If you haven't seen the show, let me break down exactly what I mean.
1. Open-ended tasks require participants to tap into their passion, creativity, and critical thinking.
Each week there is a new design challenge presented to the teenage designers. The tasks are presented in such a way that no two of the final fashion designs turn out the same or even resemble each other, unlike the projects that are often assigned to students at school. In order to complete the weekly challenge, each participant must really tap into their own passions and creativity to create a unique end product. Inevitably, as with any challenge, issues arise and the teens must rely on their critical thinking and problem-solving skills to design something that truly resembles them as a designer.
2. The "designers" receive honest and useful formative assessment feedback throughout the process.
As the participants work to create their designs for the weekly challenge, Tim Gunn, a fashion consultant for both versions of the show, checks in with each and every teen. When meeting with them, he asks guiding questions and provides them with feedback to help them improve their work so they we be as successful as possible when their models take the runway wearing their design. All participants, adults and teens, seem to really love Tim Gunn and take his feedback to heart; I suspect it's because he truly care about their work, their growth, and their success.
3. Each challenge is assessed by an authentic audience.
At the end of every challenge, the teenage participants must send their designs down the runway on a model. Unlike school where most student work is just assessed by the teacher, on this show celebrity judges who are well-known in the fashion industry critique and evaluate the final products. It is their decisions that allow the teens to stay on and compete for another week. Knowing they have real-world experts assessing their designs pushes the participants to create and work to the best of their ability.
4. The show provides real-world learning and application.
These teenagers are not just creating drawings or discussing their design ideas. They actually have to brainstorm, draw, shop for fabric and materials, sew and create a final product worthy of walking down a runway. As each week progresses, the designers get closer to the show's prize which is a scholarship to a highly-regarded fashion school, opportunities to have their work displayed in a popular teen magazine, top-of-the-line crafting studio, and $25,000 to help launch their own fashion line. Because of this, the teens must take on the role of expert fashion designers; they are doing the work of people who work in this field.
5. If the participants are to be successful, they will need to embrace a growth mindset.

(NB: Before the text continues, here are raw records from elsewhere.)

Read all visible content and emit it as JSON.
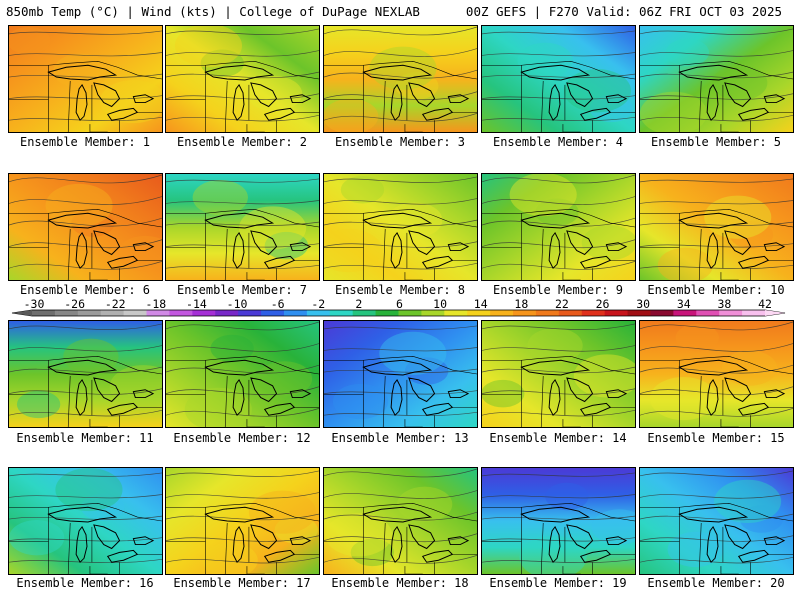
{
  "header": {
    "left": "850mb Temp (°C) | Wind (kts) | College of DuPage NEXLAB",
    "right": "00Z GEFS | F270 Valid: 06Z FRI OCT 03 2025"
  },
  "color_scale": {
    "tick_labels": [
      "-30",
      "-26",
      "-22",
      "-18",
      "-14",
      "-10",
      "-6",
      "-2",
      "2",
      "6",
      "10",
      "14",
      "18",
      "22",
      "26",
      "30",
      "34",
      "38",
      "42"
    ],
    "colors": [
      "#6e6e6e",
      "#878787",
      "#9b9b9b",
      "#b0b0b0",
      "#c8c8c8",
      "#d18ae6",
      "#c357e0",
      "#a52fd6",
      "#7828c8",
      "#4b3ad6",
      "#2f5fe6",
      "#2f8ff0",
      "#38c0ee",
      "#2ed6c4",
      "#26c47e",
      "#28b23a",
      "#6cc42a",
      "#a8d62a",
      "#e6e62a",
      "#f5d21c",
      "#f7b21c",
      "#f6951c",
      "#f07a1c",
      "#e85a1c",
      "#e0301c",
      "#c8141c",
      "#a00e14",
      "#8a0a30",
      "#c8147a",
      "#e050b4",
      "#f090d8",
      "#f8c0ee"
    ]
  },
  "members": [
    {
      "label": "Ensemble Member: 1",
      "colors": [
        "#f07a1c",
        "#f6951c",
        "#f7b21c",
        "#f5d21c",
        "#f6951c"
      ]
    },
    {
      "label": "Ensemble Member: 2",
      "colors": [
        "#a8d62a",
        "#6cc42a",
        "#e6e62a",
        "#f5d21c",
        "#f6951c"
      ]
    },
    {
      "label": "Ensemble Member: 3",
      "colors": [
        "#e6e62a",
        "#f5d21c",
        "#f7b21c",
        "#a8d62a",
        "#f6951c"
      ]
    },
    {
      "label": "Ensemble Member: 4",
      "colors": [
        "#2f5fe6",
        "#38c0ee",
        "#2ed6c4",
        "#26c47e",
        "#6cc42a"
      ]
    },
    {
      "label": "Ensemble Member: 5",
      "colors": [
        "#38c0ee",
        "#2ed6c4",
        "#6cc42a",
        "#a8d62a",
        "#f5d21c"
      ]
    },
    {
      "label": "Ensemble Member: 6",
      "colors": [
        "#e85a1c",
        "#f07a1c",
        "#f6951c",
        "#f7b21c",
        "#a8d62a"
      ]
    },
    {
      "label": "Ensemble Member: 7",
      "colors": [
        "#2ed6c4",
        "#26c47e",
        "#a8d62a",
        "#e6e62a",
        "#f7b21c"
      ]
    },
    {
      "label": "Ensemble Member: 8",
      "colors": [
        "#6cc42a",
        "#a8d62a",
        "#e6e62a",
        "#f5d21c",
        "#e6e62a"
      ]
    },
    {
      "label": "Ensemble Member: 9",
      "colors": [
        "#26c47e",
        "#6cc42a",
        "#a8d62a",
        "#e6e62a",
        "#f5d21c"
      ]
    },
    {
      "label": "Ensemble Member: 10",
      "colors": [
        "#f07a1c",
        "#f6951c",
        "#f7b21c",
        "#e6e62a",
        "#6cc42a"
      ]
    },
    {
      "label": "Ensemble Member: 11",
      "colors": [
        "#2f5fe6",
        "#26c47e",
        "#6cc42a",
        "#a8d62a",
        "#f5d21c"
      ]
    },
    {
      "label": "Ensemble Member: 12",
      "colors": [
        "#26c47e",
        "#28b23a",
        "#6cc42a",
        "#a8d62a",
        "#e6e62a"
      ]
    },
    {
      "label": "Ensemble Member: 13",
      "colors": [
        "#4b3ad6",
        "#2f5fe6",
        "#2f8ff0",
        "#38c0ee",
        "#2ed6c4"
      ]
    },
    {
      "label": "Ensemble Member: 14",
      "colors": [
        "#28b23a",
        "#6cc42a",
        "#a8d62a",
        "#e6e62a",
        "#f5d21c"
      ]
    },
    {
      "label": "Ensemble Member: 15",
      "colors": [
        "#f07a1c",
        "#f6951c",
        "#f7b21c",
        "#e6e62a",
        "#a8d62a"
      ]
    },
    {
      "label": "Ensemble Member: 16",
      "colors": [
        "#2f8ff0",
        "#38c0ee",
        "#2ed6c4",
        "#26c47e",
        "#a8d62a"
      ]
    },
    {
      "label": "Ensemble Member: 17",
      "colors": [
        "#a8d62a",
        "#e6e62a",
        "#f5d21c",
        "#f7b21c",
        "#6cc42a"
      ]
    },
    {
      "label": "Ensemble Member: 18",
      "colors": [
        "#26c47e",
        "#6cc42a",
        "#a8d62a",
        "#e6e62a",
        "#f7b21c"
      ]
    },
    {
      "label": "Ensemble Member: 19",
      "colors": [
        "#4b3ad6",
        "#2f5fe6",
        "#38c0ee",
        "#2ed6c4",
        "#6cc42a"
      ]
    },
    {
      "label": "Ensemble Member: 20",
      "colors": [
        "#4b3ad6",
        "#2f8ff0",
        "#38c0ee",
        "#2ed6c4",
        "#26c47e"
      ]
    }
  ]
}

Each week becomes more challenging for the individual participants. In order for them to keep moving on in the show, they must take to heart the feedback of Tim Gunn and the judges so they can continue to learn and grow as designers. Some teens struggle with specific challenges, and must learn from their mistakes or blunders in order to improve their overall design sense. Usually, it is the participant who does not use their mistakes as learning opportunities that will be voted off the show. Without a growth-mindset, these teens (and real-life designers) wouldn't make it very far in such a competitive industry.

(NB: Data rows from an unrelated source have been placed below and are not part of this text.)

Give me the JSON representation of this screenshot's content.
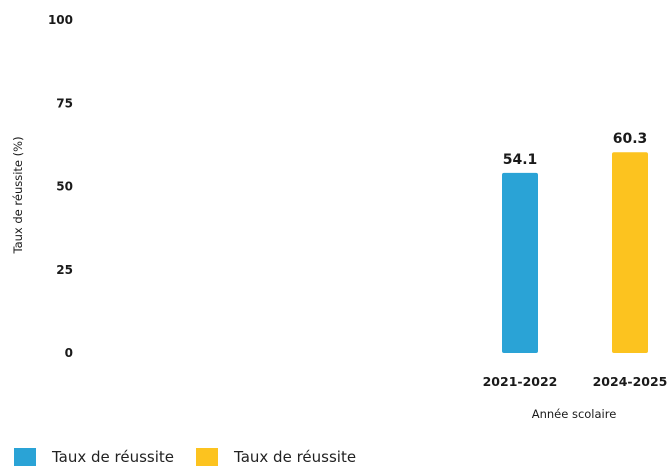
{
  "chart_data": {
    "type": "bar",
    "categories": [
      "2021-2022",
      "2024-2025"
    ],
    "series": [
      {
        "name": "Taux de réussite",
        "values": [
          54.1,
          60.3
        ],
        "colors": [
          "#2aa3d6",
          "#fcc31f"
        ]
      }
    ],
    "data_labels": [
      "54.1",
      "60.3"
    ],
    "xlabel": "Année scolaire",
    "ylabel": "Taux de réussite (%)",
    "ylim": [
      0,
      100
    ],
    "yticks": [
      0,
      25,
      50,
      75,
      100
    ],
    "grid": false,
    "legend": {
      "position": "bottom-left",
      "entries": [
        {
          "label": "Taux de réussite",
          "color": "#2aa3d6"
        },
        {
          "label": "Taux de réussite",
          "color": "#fcc31f"
        }
      ]
    }
  }
}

Ideally, schools today should be asking students to take part in learning opportunities like those provided in Project Runway Junior. All students should have a chance to engage in passion-driven learning, engage in creative problem-solving and critical thinking, and be given opportunities to learn and grow from their mistakes. As educators, we are doing students a disservice by not providing more authentic and meaningful real-world applications. I can't help but wonder, how can we be more like Project Runway Junior in our own approach to education?